By Chidi Nkwopara
Professor Wole Soyinka once wrote that: “It would be a distortion of history and an attempt to trivialize the trauma that the Igbo had undergone to suggest – as some commentators have tried to do – that it was the lure of oil wealth that drove them to seek a separate existence.”
He then went on to add that: “When a people have been subjected to a degree of inhuman violation for which there is no other word but genocide, they have the right to seek an identity apart from their aggressors.”
From all indications, the views aptly expressed by the Nobel Laureate years ago still prevail. The pro-Biafra activists are still being hounded, killed and maimed by armed security personnel. Gory stories are occasionally published in the dailies about the gruesome murder of Ndigbo in parts of Nigeria, by all manner of people, including Muslim fundamentalists and Fulani herdsmen, even in Igboland!
The sad thing is that majority of the murderers were never apprehended and the insignificant few that were arrested, were left off the hook by the court. The aggrieved Ndigbo has continued to not only lament but has equally insisted on a separate existence. This sums up why thousands of pro-Biafra activists, from all parts of Nigeria, stormed Owerri November 26, 2016, for the Dim Chukwuemeka Odumegwu Ojukwu memorial service.
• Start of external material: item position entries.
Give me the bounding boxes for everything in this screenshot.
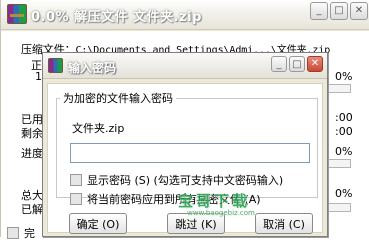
- show-password-checkbox[interactable]: [70, 174, 82, 186]
- progress-label: 进度: [21, 147, 43, 160]
- maximize-icon: □: [292, 59, 302, 70]
- finish-checkbox[interactable]: [7, 227, 19, 239]
- remaining-label: 剩余: [21, 127, 43, 140]
- site-watermark: 宝哥下载 www.baogebiz.com: [178, 190, 264, 217]
- archive-name: 文件夹.zip: [72, 122, 125, 135]
- maximize-icon: □: [334, 5, 344, 16]
- remaining-time: :00: [335, 125, 353, 138]
- show-password-label: 显示密码 (S) (勾选可支持中文密码输入): [87, 174, 284, 187]
- watermark-url: www.baogebiz.com: [187, 209, 255, 217]
- main-window-title: 0.0% 解压文件 文件夹.zip: [31, 10, 202, 25]
- dialog-maximize-button[interactable]: □: [289, 56, 305, 72]
- main-title-bar[interactable]: 0.0% 解压文件 文件夹.zip _ □ ✕: [1, 0, 369, 30]
- minimize-button[interactable]: _: [310, 2, 328, 20]
- winrar-icon: [7, 4, 27, 24]
- password-input[interactable]: [70, 143, 310, 163]
- file-progress-bar: [327, 84, 351, 93]
- extracted-label: 已解: [21, 203, 43, 216]
- progress-percent: 0%: [335, 145, 353, 158]
- finish-option-peek[interactable]: 完: [7, 225, 35, 240]
- dialog-close-button[interactable]: ✕: [307, 56, 323, 72]
- winrar-icon: [48, 58, 63, 73]
- close-icon: ✕: [354, 5, 364, 16]
- minimize-icon: _: [316, 5, 322, 16]
- password-group-label: 为加密的文件输入密码: [60, 90, 176, 106]
- maximize-button[interactable]: □: [330, 2, 348, 20]
- elapsed-time: :00: [335, 111, 353, 124]
- watermark-text: 宝哥下载: [178, 192, 251, 210]
- dialog-minimize-button[interactable]: _: [271, 56, 287, 72]
- ok-button[interactable]: 确定 (O): [69, 213, 127, 234]
- apply-all-checkbox[interactable]: [70, 193, 82, 205]
- dialog-title-bar[interactable]: 输入密码 _ □ ✕: [43, 53, 327, 79]
- minimize-icon: _: [276, 59, 282, 70]
- close-icon: ✕: [310, 58, 320, 69]
- file-percent: 0%: [335, 70, 353, 83]
- close-button[interactable]: ✕: [350, 2, 368, 20]
- dialog-title: 输入密码: [68, 61, 117, 75]
- file-index-peek: 1: [35, 70, 42, 83]
- overall-progress-bar: [327, 203, 351, 212]
- overall-percent: 0%: [335, 187, 353, 200]
- show-password-option[interactable]: 显示密码 (S) (勾选可支持中文密码输入): [70, 172, 283, 188]
- finish-option-label: 完: [24, 227, 35, 240]
- total-progress-bar: [327, 159, 351, 168]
Speaking at the event, Major Hamza Al-Mustapha, the former Chief Security Officer, CSO, to General Sani Abacha, advised Ndigbo to remain united and face their common problems with equanimity.
“In the absence of unity of purpose, Ndigbo will end up wasting their time and achieving practically nothing”, Al-Mustapha said.
The former CSO said that “we equally feel the pain of Ndigbo”, adding that there are palpable traces of poverty in every street in this land.
He lamented that there are very few rich people in Nigeria, who hardly pay commensurate tax, tithe or the Muslim zakat, pointing out that there was no reason why Nigerians should suffer in the midst of plenty.
According to him, Ndigbo have all it takes to lead the world, adding that Chief Ojukwu was a father, a leader and a committed military commander.
Speaking also, the founder of Odua Peoples Congress, OPC, Dr. Frederick Fasheun, said that Ojukwu has remained a celebrity long after his death, it was a clear indication that he still lives in the minds of his loved ones.
For the widow of the late Ikemba, Mrs. Bianca Ojukwu, Ndigbo hardly place their priorities right.
“The problem we have as a people is that our priorities are most times wrongly placed. A lot will change for the better if we get it right”, Mrs. Ojukwu said.
Earlier in her opening speech, the Chairman of the event, Professor Anthonia Maduekwe, said that Ndigbo have come a long way, adding that Ojukwu wanted his people to fully attain their potential despite all odds.
South East Voice recalls that thousands of pro-Biafra activists and their friends from across the country were in Owerri to mark the day.